We determine the reasonableness of a sentence by examining whether the district court (1) determined the appropriate guideline range, (2) analyzed whether a departure would be appropriate, and (3) examined other statutory factors in § 3553(a). See United States v. Haack, 403 F.3d 997, 1002-03 (8th Cir.2005). Lewis claims that the court failed to analyze the § 3553(a) factors sufficiently and only made a perfunctory reference to them. He also argues that the court did not adequately account for his cooperation with Larry Thompson, the sentencing disparity between crimes involving cocaine base and cocaine, or any potential mitigating facts. The government responds that the court addressed the sentencing factors sufficiently, that the court made reference to the cocaine sentencing disparity, and that the sentence is reasonable. The government also alleges that Lewis cooperated with Thompson "only to gain access to Arthur Graves' drugs."
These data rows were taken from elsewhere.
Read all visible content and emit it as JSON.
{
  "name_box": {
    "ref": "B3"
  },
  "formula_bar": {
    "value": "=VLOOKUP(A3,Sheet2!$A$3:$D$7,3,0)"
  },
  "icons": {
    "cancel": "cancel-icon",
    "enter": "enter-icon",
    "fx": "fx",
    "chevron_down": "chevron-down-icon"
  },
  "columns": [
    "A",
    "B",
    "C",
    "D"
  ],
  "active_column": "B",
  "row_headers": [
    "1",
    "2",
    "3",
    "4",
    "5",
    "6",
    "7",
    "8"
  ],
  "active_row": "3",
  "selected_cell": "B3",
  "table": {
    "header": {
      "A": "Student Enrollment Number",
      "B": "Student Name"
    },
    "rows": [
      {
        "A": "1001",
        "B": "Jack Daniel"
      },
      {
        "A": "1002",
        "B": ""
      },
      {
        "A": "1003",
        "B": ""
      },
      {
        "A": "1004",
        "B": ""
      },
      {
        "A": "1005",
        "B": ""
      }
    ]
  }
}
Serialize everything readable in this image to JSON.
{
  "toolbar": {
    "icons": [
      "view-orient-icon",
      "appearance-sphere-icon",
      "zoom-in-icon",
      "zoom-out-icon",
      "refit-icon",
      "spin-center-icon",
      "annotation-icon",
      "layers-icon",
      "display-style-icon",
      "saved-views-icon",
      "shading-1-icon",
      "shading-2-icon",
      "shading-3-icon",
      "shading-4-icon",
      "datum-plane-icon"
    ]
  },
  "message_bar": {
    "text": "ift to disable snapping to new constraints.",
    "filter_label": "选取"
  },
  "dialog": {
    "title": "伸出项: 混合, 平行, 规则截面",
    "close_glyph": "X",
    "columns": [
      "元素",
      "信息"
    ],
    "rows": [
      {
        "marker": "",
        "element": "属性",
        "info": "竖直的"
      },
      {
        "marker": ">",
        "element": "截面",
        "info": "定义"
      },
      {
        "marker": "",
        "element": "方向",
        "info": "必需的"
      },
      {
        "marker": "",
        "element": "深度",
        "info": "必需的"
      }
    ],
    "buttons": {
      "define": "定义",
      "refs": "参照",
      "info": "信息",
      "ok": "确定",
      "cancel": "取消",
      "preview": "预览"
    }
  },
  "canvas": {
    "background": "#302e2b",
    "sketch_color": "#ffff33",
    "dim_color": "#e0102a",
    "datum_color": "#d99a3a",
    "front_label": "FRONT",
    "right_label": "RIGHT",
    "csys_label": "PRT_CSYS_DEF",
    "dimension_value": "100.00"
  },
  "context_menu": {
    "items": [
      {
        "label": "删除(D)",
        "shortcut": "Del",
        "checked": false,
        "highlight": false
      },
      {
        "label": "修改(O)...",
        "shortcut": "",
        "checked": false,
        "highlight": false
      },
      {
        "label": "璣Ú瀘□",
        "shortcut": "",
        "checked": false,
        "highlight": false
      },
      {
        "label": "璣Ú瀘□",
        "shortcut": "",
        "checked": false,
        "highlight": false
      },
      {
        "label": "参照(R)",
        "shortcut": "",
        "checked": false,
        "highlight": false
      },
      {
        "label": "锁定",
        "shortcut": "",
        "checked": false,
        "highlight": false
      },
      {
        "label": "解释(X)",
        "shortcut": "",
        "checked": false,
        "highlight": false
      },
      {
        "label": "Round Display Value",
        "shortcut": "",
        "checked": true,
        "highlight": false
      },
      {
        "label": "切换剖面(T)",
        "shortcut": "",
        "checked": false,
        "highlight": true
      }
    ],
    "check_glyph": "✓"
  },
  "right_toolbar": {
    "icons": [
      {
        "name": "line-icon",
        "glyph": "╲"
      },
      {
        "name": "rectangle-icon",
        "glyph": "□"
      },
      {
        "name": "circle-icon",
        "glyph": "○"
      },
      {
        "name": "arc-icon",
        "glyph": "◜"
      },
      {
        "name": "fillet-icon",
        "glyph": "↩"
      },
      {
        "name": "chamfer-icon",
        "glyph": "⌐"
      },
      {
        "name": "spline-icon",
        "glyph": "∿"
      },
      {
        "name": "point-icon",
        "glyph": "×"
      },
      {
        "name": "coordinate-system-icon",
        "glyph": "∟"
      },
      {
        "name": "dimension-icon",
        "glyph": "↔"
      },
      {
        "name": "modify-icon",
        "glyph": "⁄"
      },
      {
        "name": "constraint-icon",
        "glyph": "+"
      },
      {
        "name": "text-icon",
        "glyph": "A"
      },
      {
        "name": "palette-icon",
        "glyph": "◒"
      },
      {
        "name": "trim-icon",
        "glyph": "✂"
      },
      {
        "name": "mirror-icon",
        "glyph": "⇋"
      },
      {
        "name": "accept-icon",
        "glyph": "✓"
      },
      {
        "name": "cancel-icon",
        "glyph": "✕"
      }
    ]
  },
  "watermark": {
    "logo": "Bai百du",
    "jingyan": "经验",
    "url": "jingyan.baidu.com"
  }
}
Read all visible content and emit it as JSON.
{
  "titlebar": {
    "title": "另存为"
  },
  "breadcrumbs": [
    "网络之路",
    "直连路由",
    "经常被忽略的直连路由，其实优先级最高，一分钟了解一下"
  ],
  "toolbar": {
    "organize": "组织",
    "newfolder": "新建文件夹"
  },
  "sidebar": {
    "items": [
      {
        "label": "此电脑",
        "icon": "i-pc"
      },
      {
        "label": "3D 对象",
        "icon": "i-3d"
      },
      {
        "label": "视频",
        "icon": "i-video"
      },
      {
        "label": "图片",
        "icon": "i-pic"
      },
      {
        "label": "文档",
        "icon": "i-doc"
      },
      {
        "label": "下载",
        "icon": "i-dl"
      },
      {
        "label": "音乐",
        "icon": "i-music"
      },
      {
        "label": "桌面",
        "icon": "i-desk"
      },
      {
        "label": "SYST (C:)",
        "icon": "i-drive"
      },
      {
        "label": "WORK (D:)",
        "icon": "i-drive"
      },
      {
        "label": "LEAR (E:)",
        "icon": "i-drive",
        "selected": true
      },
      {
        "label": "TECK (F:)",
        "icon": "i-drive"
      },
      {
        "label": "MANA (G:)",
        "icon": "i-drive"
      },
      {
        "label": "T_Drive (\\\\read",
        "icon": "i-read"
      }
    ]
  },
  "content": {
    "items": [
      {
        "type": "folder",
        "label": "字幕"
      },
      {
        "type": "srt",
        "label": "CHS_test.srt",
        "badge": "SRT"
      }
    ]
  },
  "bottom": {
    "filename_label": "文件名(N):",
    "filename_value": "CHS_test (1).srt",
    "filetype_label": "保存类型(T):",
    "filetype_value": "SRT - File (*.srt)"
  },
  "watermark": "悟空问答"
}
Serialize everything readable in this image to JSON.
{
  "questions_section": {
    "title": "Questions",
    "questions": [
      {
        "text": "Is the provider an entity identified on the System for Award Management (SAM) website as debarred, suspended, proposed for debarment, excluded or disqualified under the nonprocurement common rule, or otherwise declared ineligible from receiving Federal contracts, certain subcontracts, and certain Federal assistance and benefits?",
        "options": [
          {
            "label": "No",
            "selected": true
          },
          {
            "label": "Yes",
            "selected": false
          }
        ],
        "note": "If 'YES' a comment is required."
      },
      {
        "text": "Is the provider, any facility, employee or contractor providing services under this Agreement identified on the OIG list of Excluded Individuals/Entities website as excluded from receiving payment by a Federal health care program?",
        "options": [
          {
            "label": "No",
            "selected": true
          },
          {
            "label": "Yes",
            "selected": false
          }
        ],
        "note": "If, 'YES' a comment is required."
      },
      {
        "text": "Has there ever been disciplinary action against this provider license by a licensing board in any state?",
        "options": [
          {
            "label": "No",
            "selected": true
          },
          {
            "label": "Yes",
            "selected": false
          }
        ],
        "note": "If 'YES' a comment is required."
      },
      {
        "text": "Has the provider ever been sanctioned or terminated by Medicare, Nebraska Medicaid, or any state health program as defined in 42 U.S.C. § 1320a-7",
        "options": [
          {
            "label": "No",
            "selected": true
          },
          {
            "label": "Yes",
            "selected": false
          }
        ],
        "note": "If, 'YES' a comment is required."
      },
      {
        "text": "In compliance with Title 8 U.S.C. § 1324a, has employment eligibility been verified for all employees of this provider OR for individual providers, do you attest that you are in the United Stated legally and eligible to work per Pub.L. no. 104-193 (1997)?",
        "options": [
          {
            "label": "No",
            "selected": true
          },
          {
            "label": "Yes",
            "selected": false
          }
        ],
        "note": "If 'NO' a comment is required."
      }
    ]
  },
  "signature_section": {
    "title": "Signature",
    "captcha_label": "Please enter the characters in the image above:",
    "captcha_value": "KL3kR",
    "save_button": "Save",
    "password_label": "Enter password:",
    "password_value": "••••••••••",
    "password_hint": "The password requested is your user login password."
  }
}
A sentence falling within the applicable guideline range is presumptively reasonable, see United States v. Lincoln, 413 F.3d 716, 717 (8th Cir.2005), and sentencing courts are not obligated to provide "robotic incantations [about] each statutory factor ... considered." See United States v. Lamoreaux, 422 F.3d 750 (8th Cir.2005). In this case the district court sentenced Lewis at the bottom of the applicable guideline range after referring to the individual statutory factors, listing relevant facts, and stating that it considered the sentence reasonable. We conclude after studying the record that Lewis has not shown that his sentence was unreasonable.
Accordingly, we affirm the judgment of the district court.